Reynolds et al. (1) first described CAT and reported this entity as a cardiac mass characterized by nodular calcification in an amorphous background of fibrin with focal inflammation and a degenerating thrombus. Subsequent reported cases have generally supported this description. In contrast, Lewin et al. (2) and Kubato et al. (6) described cardiac CAT as late-phase chronologic changes in a thrombus and reported abnormal calcium metabolism due to renal dysfunction and suggested that inflammation associated with hemodialysis may contribute to rapid growth and pathologic changes. Histologic findings in our patients were thrombus with angiogenesis, fibrin, and calcium deposition, as reported in a literature review (4–7, 14).
In general, CATs are associated with a potential risk of stroke or embolism. Our patients were mostly asymptomatic on presentation, and CATs were incidental findings, particularly in advanced ages. De Hemptine et al. (14) reported that the most frequent presenting symptoms were dyspnea followed by syncope. Surgery was performed in most reported cases in their literature review, but asymptomatic patients who were followed without surgery may have been underreported in the absence of histopathologic confirmation.
Yasui et al. (10) described time course changes of the inflammatory findings of a patient with CAT on positron emission tomography and observed the size of the cardiac mass for two and a half years with no obvious changes. In light of these findings and our five asymptomatic patients with nonprogressive masses during follow-up, surgery is not required in every case; asymptomatic patients can be followed up, particularly those at older ages. Patients with rapid-growing tumors are speculated to have an increased risk of embolic events and should be considered to have a special CAT subgroup; thus, if a patient becomes symptomatic or mass dimensions change during follow-up, surgery is urgently required (6, 11). If a mass reaches the cardiac valves or manifests a diffuse-infiltrative configuration, this can lead to heart failure in asymptomatic patients due to tumor impaction (12). Recurrence from incomplete resection has been reported in one patient (8, 13). Patients should be monitored with repeat cardiac imaging after excision.

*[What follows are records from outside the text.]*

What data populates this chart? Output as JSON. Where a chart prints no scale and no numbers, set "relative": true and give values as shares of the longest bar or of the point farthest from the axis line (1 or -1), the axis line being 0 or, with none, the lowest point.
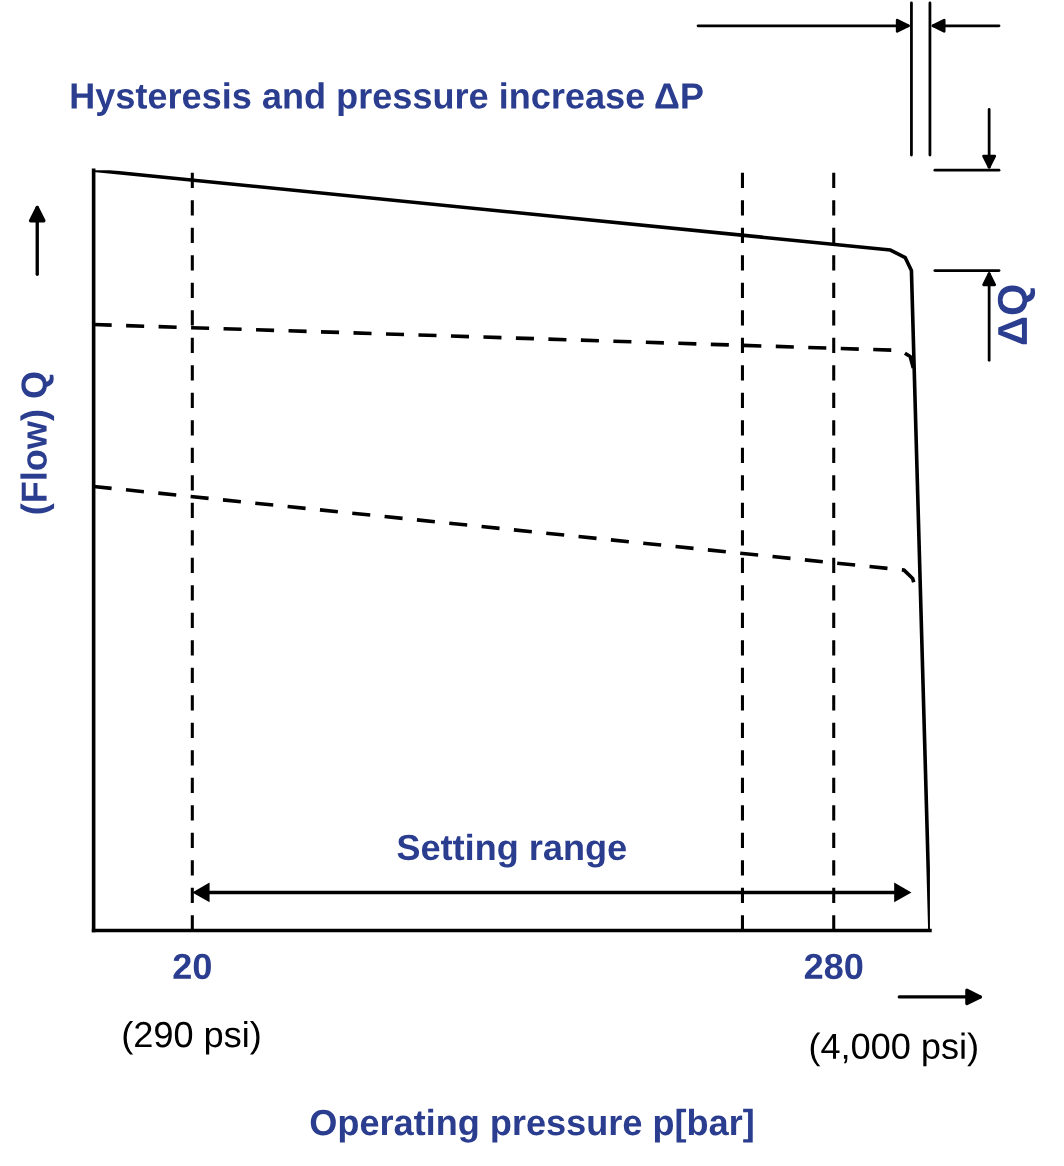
{
  "chart_data": {
    "type": "line",
    "relative": true,
    "title": "Hysteresis and pressure increase ΔP",
    "xlabel": "Operating pressure p[bar]",
    "ylabel": "(Flow) Q",
    "xlim": [
      -20,
      319
    ],
    "xticks": [
      20,
      280
    ],
    "grid": false,
    "series": [
      {
        "color": "#000000",
        "line_style": "solid",
        "x": [
          -20,
          303,
          309,
          311.5,
          319
        ],
        "values": [
          1.0,
          0.895,
          0.885,
          0.868,
          0.0
        ]
      },
      {
        "color": "#000000",
        "line_style": "dashed",
        "x": [
          -20,
          307,
          311,
          312.5
        ],
        "values": [
          0.797,
          0.763,
          0.755,
          0.737
        ]
      },
      {
        "color": "#000000",
        "line_style": "dashed",
        "x": [
          -20,
          308.5,
          312,
          314
        ],
        "values": [
          0.584,
          0.474,
          0.463,
          0.44
        ]
      }
    ],
    "ref_lines": [
      {
        "axis": "x",
        "value": 20,
        "color": "#000000",
        "line_style": "dashed"
      },
      {
        "axis": "x",
        "value": 243,
        "color": "#000000",
        "line_style": "dashed"
      },
      {
        "axis": "x",
        "value": 280,
        "color": "#000000",
        "line_style": "dashed"
      }
    ],
    "annotations": [
      "Setting range",
      "ΔQ",
      "(290 psi)",
      "(4,000 psi)"
    ]
  }
}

The limitations of our study are the absence of histopathologic confirmation of all masses and the lack of cardiac CT and MRI follow-up for all patients.
In conclusion, cardiac CATs are more frequent in females and at advanced ages. They are usually located in the left ventricle. CATs show low signal intensity on T1- and T2-weighted images with no contrast enhancement. CT can be used to verify calcification in suspected CATs. Shape and configuration of masses are variable; however, infiltrative or partially large tumor calcification foci are common. Familiarity with imaging findings of CATs can facilitate a correct diagnosis while avoiding unnecessary surgery, particularly in asymptomatic and elderly patients.
Main points.
Cardiac calcified amorphous tumors (CATs) are usually located in the left side of the heart. Shape and configuration of CATs are nonspecific; in this study, mass shapes were ovoid, irregular, tubular, triangular, and spherical.
Mass configurations were polypoid, infiltrative, and broad-based. On CT images, CATs were mostly seen as diffuse calcified masses or partially calcified hypodense masses.
Cardiac CATs show low signal intensity on precontrast T1- and T2-weighted turbo spin echo images with no contrast enhancement in early and delayed sequences; also they can have a mobile or firmly attached immobile appearance on gradient echo cine images on MRI.
Footnotes
Conflict of interest disclosure
The authors declared no conflicts of interest.